Maybe because the pandemic has me watching more television, or maybe because I’m getting older, but I have been experiencing more of these half-awake, half-asleep television soirees lately. The poem I wrote about this state of semi-lucid television surrealism, “Still Life with Pheromones and Late-night TV,” appeared in I-70 last year.
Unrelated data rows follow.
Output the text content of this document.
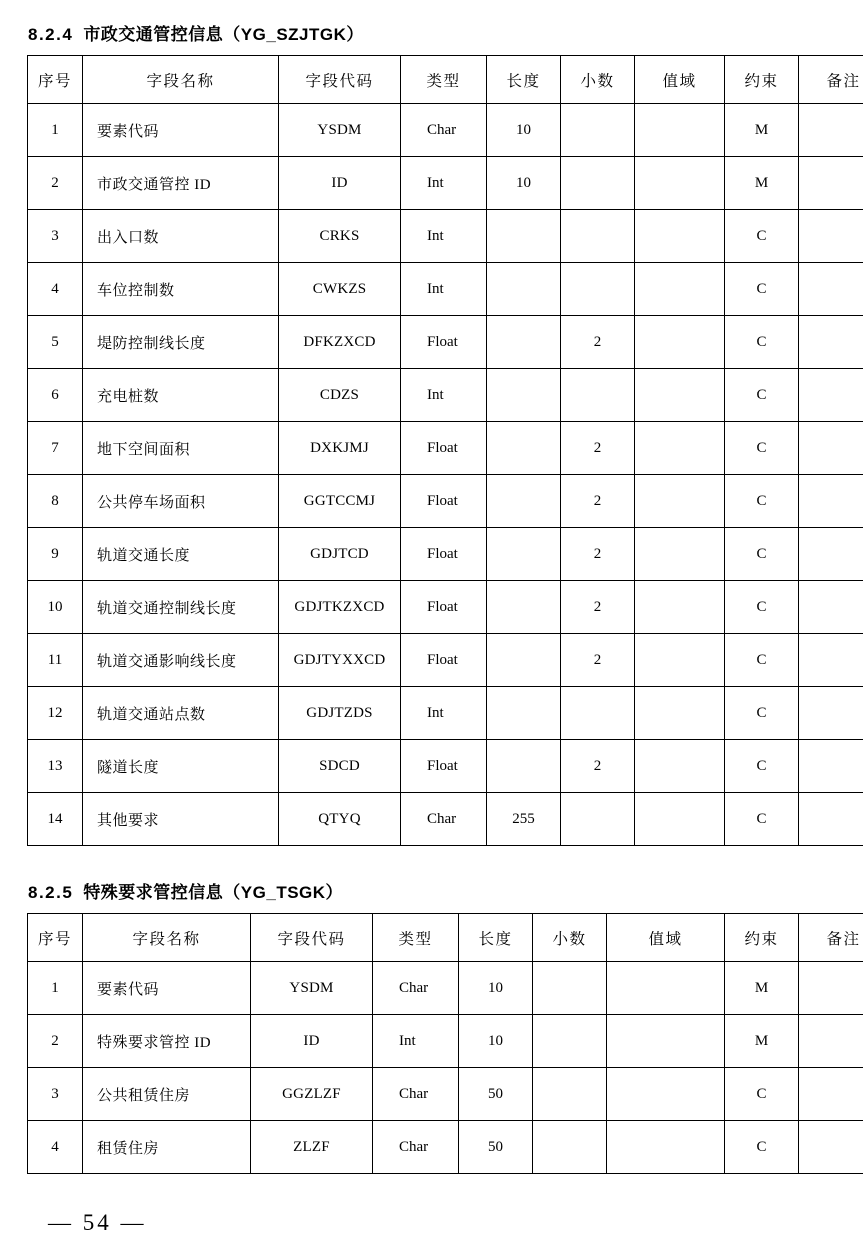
8.2.4 市政交通管控信息（YG_SZJTGK）
序号	字段名称	字段代码	类型	长度	小数	值域	约束	备注
1	要素代码	YSDM	Char	10			M	
2	市政交通管控 ID	ID	Int	10			M	
3	出入口数	CRKS	Int				C	
4	车位控制数	CWKZS	Int				C	
5	堤防控制线长度	DFKZXCD	Float		2		C	
6	充电桩数	CDZS	Int				C	
7	地下空间面积	DXKJMJ	Float		2		C	
8	公共停车场面积	GGTCCMJ	Float		2		C	
9	轨道交通长度	GDJTCD	Float		2		C	
10	轨道交通控制线长度	GDJTKZXCD	Float		2		C	
11	轨道交通影响线长度	GDJTYXXCD	Float		2		C	
12	轨道交通站点数	GDJTZDS	Int				C	
13	隧道长度	SDCD	Float		2		C	
14	其他要求	QTYQ	Char	255			C	
8.2.5 特殊要求管控信息（YG_TSGK）
序号	字段名称	字段代码	类型	长度	小数	值域	约束	备注
1	要素代码	YSDM	Char	10			M	
2	特殊要求管控 ID	ID	Int	10			M	
3	公共租赁住房	GGZLZF	Char	50			C	
4	租赁住房	ZLZF	Char	50			C	
— 54 —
Enjoy!
STILL LIFE WITH PHEROMONES AND LATE-NIGHT TV
Hand remote click-click,
your shoulders spring from chest
and you awake from mental intercourse
to moil of moaning bass and hip-hop earworm.
You’re a groggy human salmon
slipping through the airplane aisle against the flow,
getting off when everybody else is getting on,
and your seven-bedroom ranch with windshield windows
feels like crusty fridge and hotplate
on the counter of a furnished room
by the sink in which you piss and wash your dishes.
Hand remote click-click, another nest of ants
with forty different glands emitting signs
and signals, is this caste determination,
grooming, care of brood, alarm?
Click-click and turn the volume down
on unsaid things you feel from silent pictures,
a whiff that signifies that someone’s lying,
that sniff that says they didn’t like your presentation,
a chill that makes you realize—
no one’s listening, heard through skin.
Click-click, another screen, another fragrance,
Is it in the air or something between us?
is it gesture, touch or intonation?
this single laugh emitting pheromones
that tell you her desire for you, you hope,
a scent of queen envelops all her subjects.
Click-click, fade to foxhole stench
of endless war but no one really dies.